Source code for kingfisher_scrapy.spiders.uganda_releases
from kingfisher_scrapy.base_spiders import PeriodicSpider
from kingfisher_scrapy.util import get_parameter_value, parameters, replace_parameters
[docs]
class UgandaReleases(PeriodicSpider):
"""
Domain
Government Procurement Portal (GPP) - Public Procurement and Disposal of Public Assets Authority (PPDA)
Spider arguments
from_date
Download only data from this year onward (YYYY format).
If ``until_date`` is provided, defaults to '2019'.
The year refers to the start of the fiscal year range, e.g. if ``from_date`` = '2019' then the fiscal year is
'2019-2020'
until_date
Download only data until this year (YYYY format).

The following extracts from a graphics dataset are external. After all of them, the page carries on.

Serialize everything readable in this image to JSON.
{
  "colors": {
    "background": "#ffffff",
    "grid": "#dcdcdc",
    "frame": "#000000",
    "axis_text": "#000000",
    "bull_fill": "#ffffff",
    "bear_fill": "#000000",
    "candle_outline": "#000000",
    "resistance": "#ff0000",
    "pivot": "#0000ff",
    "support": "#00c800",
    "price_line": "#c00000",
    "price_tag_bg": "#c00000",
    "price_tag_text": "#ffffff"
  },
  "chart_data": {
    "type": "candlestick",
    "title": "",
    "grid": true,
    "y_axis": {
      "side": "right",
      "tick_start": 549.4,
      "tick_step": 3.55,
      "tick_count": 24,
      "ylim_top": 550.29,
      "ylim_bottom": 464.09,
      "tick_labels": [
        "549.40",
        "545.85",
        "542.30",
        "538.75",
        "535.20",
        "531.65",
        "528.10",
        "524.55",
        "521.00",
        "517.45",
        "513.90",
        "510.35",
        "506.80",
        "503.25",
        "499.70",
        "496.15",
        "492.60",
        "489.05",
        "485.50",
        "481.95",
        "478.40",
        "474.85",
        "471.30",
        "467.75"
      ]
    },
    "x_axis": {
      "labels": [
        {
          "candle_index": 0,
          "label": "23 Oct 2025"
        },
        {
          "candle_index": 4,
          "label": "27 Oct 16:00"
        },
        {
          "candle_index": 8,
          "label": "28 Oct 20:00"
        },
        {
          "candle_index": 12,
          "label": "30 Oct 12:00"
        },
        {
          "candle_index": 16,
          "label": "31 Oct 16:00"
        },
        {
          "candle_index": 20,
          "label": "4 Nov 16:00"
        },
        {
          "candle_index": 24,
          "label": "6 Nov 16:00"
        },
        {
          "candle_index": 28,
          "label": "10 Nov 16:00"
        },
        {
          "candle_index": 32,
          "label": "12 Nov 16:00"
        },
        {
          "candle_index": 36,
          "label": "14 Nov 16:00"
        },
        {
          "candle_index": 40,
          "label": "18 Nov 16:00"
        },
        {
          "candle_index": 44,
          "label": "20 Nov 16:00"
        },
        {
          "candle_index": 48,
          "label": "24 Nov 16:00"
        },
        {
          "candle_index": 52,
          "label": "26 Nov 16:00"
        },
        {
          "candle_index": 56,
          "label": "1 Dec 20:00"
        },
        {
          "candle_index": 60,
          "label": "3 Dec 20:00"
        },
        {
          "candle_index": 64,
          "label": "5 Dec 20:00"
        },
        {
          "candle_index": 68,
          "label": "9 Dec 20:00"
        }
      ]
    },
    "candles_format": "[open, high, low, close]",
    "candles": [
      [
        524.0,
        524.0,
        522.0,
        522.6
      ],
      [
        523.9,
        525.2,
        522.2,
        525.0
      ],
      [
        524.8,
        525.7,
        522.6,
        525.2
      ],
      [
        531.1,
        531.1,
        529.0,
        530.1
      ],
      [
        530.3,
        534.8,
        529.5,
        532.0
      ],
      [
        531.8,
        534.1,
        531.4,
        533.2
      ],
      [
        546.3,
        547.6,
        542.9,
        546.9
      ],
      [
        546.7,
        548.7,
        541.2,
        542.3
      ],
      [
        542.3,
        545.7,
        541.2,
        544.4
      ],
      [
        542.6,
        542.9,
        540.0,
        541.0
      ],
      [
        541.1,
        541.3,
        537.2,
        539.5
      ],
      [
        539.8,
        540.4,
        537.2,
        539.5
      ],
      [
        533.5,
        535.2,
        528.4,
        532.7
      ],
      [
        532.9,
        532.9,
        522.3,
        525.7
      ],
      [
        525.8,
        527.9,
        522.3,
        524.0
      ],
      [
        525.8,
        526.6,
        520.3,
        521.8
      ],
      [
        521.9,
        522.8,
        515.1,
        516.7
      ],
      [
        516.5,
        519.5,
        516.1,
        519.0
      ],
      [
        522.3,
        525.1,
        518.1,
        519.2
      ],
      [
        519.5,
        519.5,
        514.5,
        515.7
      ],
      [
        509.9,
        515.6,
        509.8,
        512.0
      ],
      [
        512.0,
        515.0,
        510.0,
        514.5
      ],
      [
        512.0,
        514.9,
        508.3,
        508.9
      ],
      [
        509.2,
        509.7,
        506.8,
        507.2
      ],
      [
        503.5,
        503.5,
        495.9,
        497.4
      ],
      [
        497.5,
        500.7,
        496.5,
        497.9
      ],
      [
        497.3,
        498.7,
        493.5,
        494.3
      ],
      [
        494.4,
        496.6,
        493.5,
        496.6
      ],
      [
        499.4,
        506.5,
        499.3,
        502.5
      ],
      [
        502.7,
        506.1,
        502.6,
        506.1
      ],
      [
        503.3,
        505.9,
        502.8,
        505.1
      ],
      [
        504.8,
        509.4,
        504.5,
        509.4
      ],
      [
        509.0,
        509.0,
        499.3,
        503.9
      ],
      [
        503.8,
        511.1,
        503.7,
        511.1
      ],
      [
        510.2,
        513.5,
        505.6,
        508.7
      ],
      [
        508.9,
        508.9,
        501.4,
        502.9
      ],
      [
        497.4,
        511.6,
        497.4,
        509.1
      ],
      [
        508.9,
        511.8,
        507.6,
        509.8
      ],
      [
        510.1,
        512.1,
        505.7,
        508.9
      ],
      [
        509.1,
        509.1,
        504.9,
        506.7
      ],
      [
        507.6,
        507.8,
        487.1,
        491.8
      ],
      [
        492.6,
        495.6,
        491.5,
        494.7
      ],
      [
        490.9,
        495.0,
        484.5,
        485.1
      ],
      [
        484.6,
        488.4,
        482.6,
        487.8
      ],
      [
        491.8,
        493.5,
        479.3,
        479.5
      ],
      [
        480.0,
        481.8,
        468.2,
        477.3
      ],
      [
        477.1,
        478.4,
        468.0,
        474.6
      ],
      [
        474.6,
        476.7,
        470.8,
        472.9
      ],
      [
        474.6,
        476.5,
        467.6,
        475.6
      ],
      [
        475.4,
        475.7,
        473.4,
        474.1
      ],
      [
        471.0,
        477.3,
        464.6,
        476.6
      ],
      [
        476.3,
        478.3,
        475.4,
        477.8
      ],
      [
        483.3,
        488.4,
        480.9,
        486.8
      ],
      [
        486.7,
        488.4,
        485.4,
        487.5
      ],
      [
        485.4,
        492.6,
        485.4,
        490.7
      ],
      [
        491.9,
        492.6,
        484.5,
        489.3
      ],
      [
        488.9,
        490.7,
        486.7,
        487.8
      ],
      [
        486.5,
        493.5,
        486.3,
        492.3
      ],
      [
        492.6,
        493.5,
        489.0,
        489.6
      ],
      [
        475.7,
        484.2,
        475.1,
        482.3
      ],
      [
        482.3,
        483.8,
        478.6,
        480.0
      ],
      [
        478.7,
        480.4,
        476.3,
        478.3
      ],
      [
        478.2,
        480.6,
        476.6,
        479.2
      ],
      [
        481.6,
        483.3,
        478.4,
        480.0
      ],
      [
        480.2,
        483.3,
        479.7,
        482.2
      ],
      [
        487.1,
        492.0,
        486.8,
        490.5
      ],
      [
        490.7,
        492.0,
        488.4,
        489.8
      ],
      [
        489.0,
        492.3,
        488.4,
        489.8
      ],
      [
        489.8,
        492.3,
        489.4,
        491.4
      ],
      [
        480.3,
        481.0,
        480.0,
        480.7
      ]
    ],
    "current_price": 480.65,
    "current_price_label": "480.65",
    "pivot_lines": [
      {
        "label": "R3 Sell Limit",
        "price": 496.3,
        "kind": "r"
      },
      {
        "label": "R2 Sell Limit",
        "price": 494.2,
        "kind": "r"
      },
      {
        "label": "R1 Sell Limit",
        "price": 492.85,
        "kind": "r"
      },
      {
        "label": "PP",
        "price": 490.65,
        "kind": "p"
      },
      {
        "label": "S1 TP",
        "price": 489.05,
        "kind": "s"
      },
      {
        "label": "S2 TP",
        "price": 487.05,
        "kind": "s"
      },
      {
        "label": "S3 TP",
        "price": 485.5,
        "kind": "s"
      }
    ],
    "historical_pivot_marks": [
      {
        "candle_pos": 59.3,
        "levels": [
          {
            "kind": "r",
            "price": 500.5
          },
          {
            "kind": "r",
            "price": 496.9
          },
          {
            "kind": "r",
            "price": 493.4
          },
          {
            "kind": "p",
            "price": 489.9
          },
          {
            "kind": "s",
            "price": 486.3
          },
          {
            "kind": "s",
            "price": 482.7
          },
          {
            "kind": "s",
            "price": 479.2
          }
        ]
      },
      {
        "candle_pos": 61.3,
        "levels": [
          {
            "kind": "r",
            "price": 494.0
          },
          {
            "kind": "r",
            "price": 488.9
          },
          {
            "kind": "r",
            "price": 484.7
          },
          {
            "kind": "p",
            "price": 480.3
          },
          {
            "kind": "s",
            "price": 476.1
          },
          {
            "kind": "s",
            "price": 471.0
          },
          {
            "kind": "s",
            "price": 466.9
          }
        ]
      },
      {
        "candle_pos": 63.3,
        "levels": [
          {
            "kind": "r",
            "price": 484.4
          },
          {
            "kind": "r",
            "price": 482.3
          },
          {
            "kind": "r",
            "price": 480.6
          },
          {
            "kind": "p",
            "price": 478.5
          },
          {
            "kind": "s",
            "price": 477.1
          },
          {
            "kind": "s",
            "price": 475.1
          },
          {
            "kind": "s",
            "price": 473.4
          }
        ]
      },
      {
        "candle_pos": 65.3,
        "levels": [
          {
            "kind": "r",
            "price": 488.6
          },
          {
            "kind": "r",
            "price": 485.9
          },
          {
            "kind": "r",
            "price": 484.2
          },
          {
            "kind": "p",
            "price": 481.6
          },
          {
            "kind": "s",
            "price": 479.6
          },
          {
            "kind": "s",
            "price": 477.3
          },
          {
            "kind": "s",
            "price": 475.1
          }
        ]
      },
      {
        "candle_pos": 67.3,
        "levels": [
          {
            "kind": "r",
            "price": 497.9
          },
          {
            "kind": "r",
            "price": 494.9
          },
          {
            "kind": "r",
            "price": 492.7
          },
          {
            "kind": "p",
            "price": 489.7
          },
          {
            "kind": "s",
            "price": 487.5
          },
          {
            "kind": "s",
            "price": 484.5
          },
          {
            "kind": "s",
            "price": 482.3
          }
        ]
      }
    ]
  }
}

If ``from_date`` is provided, defaults to the current year.
The year refers to the start of the fiscal year range, e.g. if ``until_date`` = '2019' then the fiscal year is
'2019-2020'
Bulk download documentation
https://gpp.ppda.go.ug/public/open-data/ocds/ocds-datasets
"""
name = "uganda_releases"
# https://gpp.ppda.go.ug/public/open-data/ocds/ocds-datasets generates URLs with JavaScript. We increment
# the 'code' parameter until it 404s. As such, we can't disambiguate expected from unexpected 404s.
handle_httpstatus_list = [404]
# Returns HTTP 403 if too many requests. (1 is too short.)
download_delay = 2
# BaseSpider
date_format = "year"
default_from_date = "2019"
# SimpleSpider
data_type = "release_package"
# PeriodicSpider
pattern = "https://cdn.ppda.go.ug/api/open-data/v2/ocds/download?fy={0}-{1}&format=json&code=1"
formatter = staticmethod(parameters("fy", "code"))
# PeriodicSpider
def build_urls(self, date):
yield self.pattern.format(date, date + 1)
# SimpleSpider
def parse(self, response):
# 404 responses indicate we've reached the end of the 'code' sequence for this fiscal year.
if response.status == 404:
return
yield from super().parse(response)
yield self.build_request(
replace_parameters(response.request.url, code=int(get_parameter_value(response.request.url, "code")) + 1),
formatter=self.formatter,
)